Sunday, 2 September 2012

Jane in Egypt 1979 - My first trip to Egypt

2nd Sept 1979 Egyptian Museum & Citadel

Continental breakfast, toast croissants, rolls & date jam, coffee tolerable, orange juice available for 22pt.
Visited the Egyptian museum, our guide was Austrian lady called Inge. As a lot of history is open to interpretation and not all views coincide but she was well informed and very interesting. Egyptians had chewing gum. Resin mixed with spices was given to the workmen to stop thirst. Limestone statues of Rahotep & Nofret 4th dynasty. This was the brother to the king at the decline of the old Kingdom. At this time nobles were getting very powerful and non conformist. This is show by Rahotep’s moustache, the only statue showing this as all went clean shaven. Limestone statue of King Djoser 3rd dynasty. Builder of the step pyramid, this status was found in the Serdab and is a Ka statue. Oldest copper statue, smaller one son of King Pepy I, Medium geese. Painted statue of scribe with glass eyes, very life like. A very handsome man. Dwarf Seneb and his wife and two children. This is another example of rebellion. Egyptian art was very stylised and an important man like this could have been portrayed normally but he decided to show himself as he was and this was not the acceptable art form at the time.
Ka Aper, this very well fed official with his pot belly, a very human figure.
Another good looker in limestone Priest Ranofer.
A smaller area devoted to El Amarna includes some lovely coloured pictures of wild life scenes.
Hathor cow with figure of Amenhotep II, this is a lovely piece showing clearly the artist conformity to lack of perspective on a 3D piece. Tutankhamen exhibition has some pieces missing including the gold mask; these are on tour presently in New York raising money for various new projects.
Blue faience tiled wall, there were originally 4 walls from southern tomb of King Djoser, and 3 are in New York. Although this museum is fascinating & unique due to the vast quantity and lack of space it is more like a store room and even the most beautiful pieces are not seen to advantage.

Today the Egyptian Museum is still a dusty, badly labelled store house and very hard to enjoy BUT there are plans very much in progress to make a brand new, all singing, all dancing museum at Giza.
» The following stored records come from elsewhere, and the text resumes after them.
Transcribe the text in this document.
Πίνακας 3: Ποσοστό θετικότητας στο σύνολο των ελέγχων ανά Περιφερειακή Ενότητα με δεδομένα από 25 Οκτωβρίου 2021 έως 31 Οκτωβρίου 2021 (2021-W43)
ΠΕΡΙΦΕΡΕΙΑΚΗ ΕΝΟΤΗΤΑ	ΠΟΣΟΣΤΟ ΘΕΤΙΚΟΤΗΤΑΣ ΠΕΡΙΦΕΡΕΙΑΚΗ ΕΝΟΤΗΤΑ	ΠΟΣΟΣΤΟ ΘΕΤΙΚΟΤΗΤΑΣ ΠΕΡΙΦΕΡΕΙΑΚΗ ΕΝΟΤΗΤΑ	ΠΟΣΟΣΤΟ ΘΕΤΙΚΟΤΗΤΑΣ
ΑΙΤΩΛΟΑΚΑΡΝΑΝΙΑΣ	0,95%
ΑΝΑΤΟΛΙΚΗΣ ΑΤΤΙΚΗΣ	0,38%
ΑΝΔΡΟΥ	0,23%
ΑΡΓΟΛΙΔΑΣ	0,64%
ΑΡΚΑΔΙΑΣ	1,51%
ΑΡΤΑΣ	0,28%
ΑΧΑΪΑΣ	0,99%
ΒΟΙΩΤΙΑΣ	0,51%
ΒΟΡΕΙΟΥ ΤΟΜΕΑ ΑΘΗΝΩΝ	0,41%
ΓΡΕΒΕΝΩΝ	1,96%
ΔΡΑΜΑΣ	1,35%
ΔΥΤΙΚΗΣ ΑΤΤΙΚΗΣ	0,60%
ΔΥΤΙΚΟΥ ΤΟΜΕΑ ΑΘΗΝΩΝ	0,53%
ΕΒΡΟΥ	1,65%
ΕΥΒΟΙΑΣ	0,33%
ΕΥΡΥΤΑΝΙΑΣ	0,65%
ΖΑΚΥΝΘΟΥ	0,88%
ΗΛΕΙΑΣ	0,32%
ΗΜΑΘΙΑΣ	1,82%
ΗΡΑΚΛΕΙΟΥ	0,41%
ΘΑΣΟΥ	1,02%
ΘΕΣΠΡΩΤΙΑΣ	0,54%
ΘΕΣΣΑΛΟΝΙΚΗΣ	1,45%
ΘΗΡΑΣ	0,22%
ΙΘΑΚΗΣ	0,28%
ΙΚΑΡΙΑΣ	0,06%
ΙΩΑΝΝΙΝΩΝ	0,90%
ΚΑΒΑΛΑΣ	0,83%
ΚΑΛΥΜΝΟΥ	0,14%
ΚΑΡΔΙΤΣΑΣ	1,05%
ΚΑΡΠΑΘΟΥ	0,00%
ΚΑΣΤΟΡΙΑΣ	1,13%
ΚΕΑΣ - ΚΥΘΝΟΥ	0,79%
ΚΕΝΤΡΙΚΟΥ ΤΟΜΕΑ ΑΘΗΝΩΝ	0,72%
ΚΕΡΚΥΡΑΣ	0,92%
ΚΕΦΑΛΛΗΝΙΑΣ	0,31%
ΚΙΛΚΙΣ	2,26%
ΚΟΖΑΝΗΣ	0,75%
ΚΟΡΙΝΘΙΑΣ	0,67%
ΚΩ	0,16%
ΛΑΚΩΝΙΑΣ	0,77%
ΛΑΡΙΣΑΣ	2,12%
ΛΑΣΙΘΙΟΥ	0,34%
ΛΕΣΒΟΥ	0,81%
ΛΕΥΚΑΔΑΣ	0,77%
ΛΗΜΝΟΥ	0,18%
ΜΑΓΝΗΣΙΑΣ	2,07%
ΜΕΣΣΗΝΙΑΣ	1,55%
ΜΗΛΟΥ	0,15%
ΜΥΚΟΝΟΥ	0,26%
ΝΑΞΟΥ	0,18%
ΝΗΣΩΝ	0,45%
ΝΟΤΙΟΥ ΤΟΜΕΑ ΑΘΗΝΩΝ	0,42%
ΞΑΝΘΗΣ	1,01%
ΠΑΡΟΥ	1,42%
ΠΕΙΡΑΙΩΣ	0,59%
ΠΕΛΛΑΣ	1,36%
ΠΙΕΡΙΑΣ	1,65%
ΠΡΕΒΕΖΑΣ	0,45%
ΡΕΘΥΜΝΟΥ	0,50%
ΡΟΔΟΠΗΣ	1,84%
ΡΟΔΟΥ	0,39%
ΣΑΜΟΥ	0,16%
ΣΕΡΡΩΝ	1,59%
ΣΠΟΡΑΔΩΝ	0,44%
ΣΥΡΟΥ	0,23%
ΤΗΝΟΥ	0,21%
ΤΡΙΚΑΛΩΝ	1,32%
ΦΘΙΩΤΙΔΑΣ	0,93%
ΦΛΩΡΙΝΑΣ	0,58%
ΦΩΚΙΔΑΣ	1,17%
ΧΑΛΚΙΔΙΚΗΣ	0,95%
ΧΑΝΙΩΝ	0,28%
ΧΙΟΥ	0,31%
Certain objects have been moved, for example the blue tiles are now a wonderful feature of the Imhotep museum at Sakkara. Other pieces have also been moved and feature in other museums in Egypt under much better conditions.

Figure 4 Djoser's tiled wall

Guides in the Egyptian museum still have their own personal patter and its basis on true Egyptology varies. I am afraid Inge was way off base with her comments about Rahotep being a rebel; mind you it is a good story. In reality only someone well in with the royal family would have had the money and influence to have been able to use the best sculptures in the kingdom.  You still get show exactly the same highlights and in a 2 hours visit it is tricky t take it in. I would recommend half a day with a guide and another half day on your own with a bit of research in advance. However Inga must take the credit for my copious notes in the diary.
I felt smug in the Tutankhamen exhibition I am afraid as I had seen in the UK in 1972 and its display was a much higher quality. The others in the group who hadn’t seen it felt cheated.
Went to the Nile Hilton for lunch and a fruit platter consisting of pear, apple, fig, orange, paw paw, guava etc & cheese 1.90LE

Rendezvoused outside the museum and went on the Citadel and mosques. Mosques are very plain as opposed to Istanbul. Mostly undecorated plain stone. Any decoration is quotes from the Koran or geometric designs, put on over shoes to enter. Citadel was built by Mohammed Ali who was a recent Arab leader who ruled after the defeat of the Mamalukes. Mamalukes were themselves slaves.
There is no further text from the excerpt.